April 02, 2019

MACPAC Report: Funding Cuts Could Affect Safety Net Hospitals

In its March 2019 Report to Congress, the Medicaid and CHIP Payment Commission (MACPAC) expressed concern that impending supplemental federal payment reductions to disproportionate share hospitals (DSH) could affect their financial viability.

The report focuses on hospital payment policy with special attention on DSH allotments and upper payment limit (UPL) supplement payments. Medicaid hospital payment policy is a critical area of interest for federal lawmakers because hospital costs accounted for one-third of total Medicaid spending in fiscal year (FY) 2017.

The commission expressed concern that the planned $4 billion DSH allotment cut in FY 2020 and reductions of $8 billion annually in fiscal years 2021–2025 could lead to service or staff cuts and ultimately affect the financial viability of some safety net hospitals. DSH allotments enable states to make supplemental payments to offset the cost of uncompensated care.

If Congress moves forward with planned DSH cuts, MACPAC recommends the following actions to minimize their impact:

  • Phase-in DSH reductions more gradually over a longer time period by scheduling $2 billion in allotment reductions in FY 2020, a $6 billion cut in FY 2022, and $8 billion decrease in fiscal years 2023–2029
  • Require the U.S. Department of Health Human Services (HHS) to apply the cuts to states with unspent DSH allotments first to reduce their effect on DSH in states where allotments have been exhausted
  • Distribute the reductions to gradually improve the relationship between DSH allotments and the population of non-elderly, low-income individuals in a state after adjusting for differences in hospital costs in different geographic areas

Concerns MACPAC expressed in previous reports about the lack of data for Medicaid upper payment limit (UPL) reimbursement were revisited this year. The commission stressed that incomplete information on hospital financing affects the ability of policymakers to fully understand hospital-based Medicaid spending.

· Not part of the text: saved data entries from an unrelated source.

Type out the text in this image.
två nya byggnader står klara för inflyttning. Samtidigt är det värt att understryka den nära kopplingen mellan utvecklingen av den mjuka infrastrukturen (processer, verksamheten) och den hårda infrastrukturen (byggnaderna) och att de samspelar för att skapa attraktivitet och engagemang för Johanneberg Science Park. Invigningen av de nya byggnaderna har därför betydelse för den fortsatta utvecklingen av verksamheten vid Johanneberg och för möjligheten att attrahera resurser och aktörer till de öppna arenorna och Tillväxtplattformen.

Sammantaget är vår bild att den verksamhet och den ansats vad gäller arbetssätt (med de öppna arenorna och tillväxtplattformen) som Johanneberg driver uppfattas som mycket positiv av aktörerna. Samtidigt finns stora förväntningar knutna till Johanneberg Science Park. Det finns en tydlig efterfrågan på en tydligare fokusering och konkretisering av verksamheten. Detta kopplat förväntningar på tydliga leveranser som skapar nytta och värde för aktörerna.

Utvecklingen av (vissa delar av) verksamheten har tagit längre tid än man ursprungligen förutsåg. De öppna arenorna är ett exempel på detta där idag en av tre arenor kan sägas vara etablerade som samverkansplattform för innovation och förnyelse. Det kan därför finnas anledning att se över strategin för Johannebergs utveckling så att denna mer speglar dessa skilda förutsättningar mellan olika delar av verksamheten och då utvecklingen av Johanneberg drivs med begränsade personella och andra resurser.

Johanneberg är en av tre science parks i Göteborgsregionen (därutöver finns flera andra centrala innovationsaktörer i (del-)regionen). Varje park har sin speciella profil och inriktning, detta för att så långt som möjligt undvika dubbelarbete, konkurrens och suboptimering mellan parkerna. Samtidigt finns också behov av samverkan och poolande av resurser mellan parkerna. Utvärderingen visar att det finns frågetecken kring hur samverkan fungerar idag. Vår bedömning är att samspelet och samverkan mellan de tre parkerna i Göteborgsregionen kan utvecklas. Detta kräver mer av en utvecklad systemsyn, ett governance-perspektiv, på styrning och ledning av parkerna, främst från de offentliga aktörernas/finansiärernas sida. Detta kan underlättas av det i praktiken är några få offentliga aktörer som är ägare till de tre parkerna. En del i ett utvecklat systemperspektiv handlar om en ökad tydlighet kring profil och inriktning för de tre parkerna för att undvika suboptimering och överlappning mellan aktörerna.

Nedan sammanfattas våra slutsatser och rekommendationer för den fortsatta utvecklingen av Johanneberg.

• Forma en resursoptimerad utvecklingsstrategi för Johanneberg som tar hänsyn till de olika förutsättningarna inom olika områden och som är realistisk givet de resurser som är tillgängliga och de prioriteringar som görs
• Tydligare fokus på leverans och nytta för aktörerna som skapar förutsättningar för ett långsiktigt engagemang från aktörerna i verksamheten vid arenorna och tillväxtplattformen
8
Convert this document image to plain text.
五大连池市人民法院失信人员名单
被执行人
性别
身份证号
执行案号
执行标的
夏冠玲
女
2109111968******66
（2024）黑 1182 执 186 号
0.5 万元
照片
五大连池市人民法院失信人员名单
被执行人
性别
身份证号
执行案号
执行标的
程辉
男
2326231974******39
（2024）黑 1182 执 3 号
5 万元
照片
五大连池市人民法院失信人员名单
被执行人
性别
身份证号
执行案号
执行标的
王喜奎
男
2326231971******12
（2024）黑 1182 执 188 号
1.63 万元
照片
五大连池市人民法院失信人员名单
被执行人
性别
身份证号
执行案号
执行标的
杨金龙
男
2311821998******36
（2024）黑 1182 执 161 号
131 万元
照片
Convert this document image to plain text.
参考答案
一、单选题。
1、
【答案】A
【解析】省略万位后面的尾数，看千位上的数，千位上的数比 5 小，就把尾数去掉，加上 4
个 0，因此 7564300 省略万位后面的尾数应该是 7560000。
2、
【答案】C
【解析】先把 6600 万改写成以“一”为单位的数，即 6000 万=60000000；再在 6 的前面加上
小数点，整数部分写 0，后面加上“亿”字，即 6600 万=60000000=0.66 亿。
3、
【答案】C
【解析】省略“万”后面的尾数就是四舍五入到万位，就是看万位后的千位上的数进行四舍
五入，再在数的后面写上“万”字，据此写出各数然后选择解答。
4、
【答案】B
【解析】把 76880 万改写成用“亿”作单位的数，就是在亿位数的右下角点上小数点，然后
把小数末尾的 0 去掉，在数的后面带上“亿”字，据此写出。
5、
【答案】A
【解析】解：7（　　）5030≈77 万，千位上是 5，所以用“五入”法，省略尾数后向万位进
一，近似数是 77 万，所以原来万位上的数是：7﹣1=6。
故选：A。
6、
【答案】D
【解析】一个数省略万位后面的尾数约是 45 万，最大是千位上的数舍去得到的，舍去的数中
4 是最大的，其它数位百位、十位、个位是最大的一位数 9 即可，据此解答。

The commission recommended process controls to ensure that UPL demonstration data are accurate and complete. It also asked for actions to make UPL data available to the public in a standard format to permit analysis.

MACPAC’s annual DSH analysis underscored the commission’s previous findings that DSH allotments have little meaningful relationship to measures of uncompensated care at the state level. Much of the variation in state DSH allotments reflects their basis on historic spending patterns. The commission also found that the methodology used by the Centers for Medicare and Medicaid to implement DSH allotment reductions would preserve most of this historic variation.